Playing on special teams in the Cleveland game, Dye was charged with obstructing the speedy "gunner" at the outside of the line of the punting team near the line of scrimmage. During the second quarter, Dye's Bengals teammate Jayson DiManche got his hand on a Browns punt, sending the ball sideways towards Dye. Dye managed to scoop up the ball and return it 24 yards down the sideline to score a Cincinnati touchdown, en route to a 41-20 Bengals victory. Dye was again deactivated for the Bengals' next game and never saw NFL game action again.

On December 12, 2013, the Bengals waived Dye.

===2014 season===
After his release by the Bengals, Dye visited the New York Giants in an effort to sign on with the club, but team physicians discovered a previously undiagnosed heart condition which prevented the Giants from offering him a contract. Dye returned home to Los Angeles, only to be the called the next day by the Oakland Raiders, who invited him to try out with Oakland.
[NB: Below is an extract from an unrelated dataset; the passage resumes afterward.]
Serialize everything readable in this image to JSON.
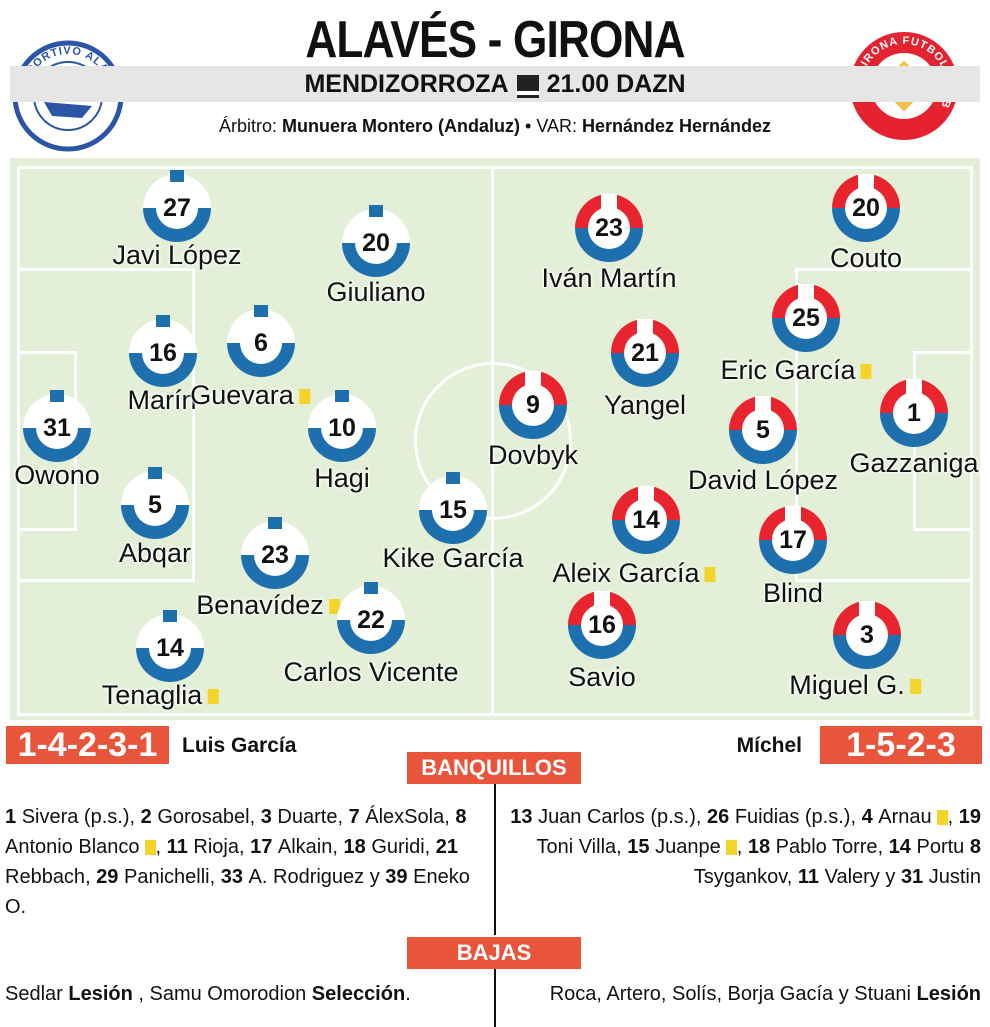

Dye was signed by the Raiders as a reserve/future free agent on January 14, 2014, but on May 14 he opted to medically retire, ending his NFL career as a player.

==Coaching career==
After leaving the NFL, Dye made the acquaintance of the head coach of the Norco High School team while picking a younger brother up at practice. Dye was ultimately hired to a coaching position as defensive coordinator of the Norco squad and remained for four years. He then took the job as Defensive Coordinator with San Bernardino Valley College for one year. He then served in a coaching fellowship with the San Francisco 49ers in 2019. He then served as the defensive coordinator for Santa Margarita Catholic High School in Rancho Santa Margarita, California for two years, while also serving as the assistant athletic director for one year.

==Personal life==
His brother, Travis Dye, played running back at Oregon and USC. His brother, Troy Dye, plays linebacker for the Los Angeles Chargers.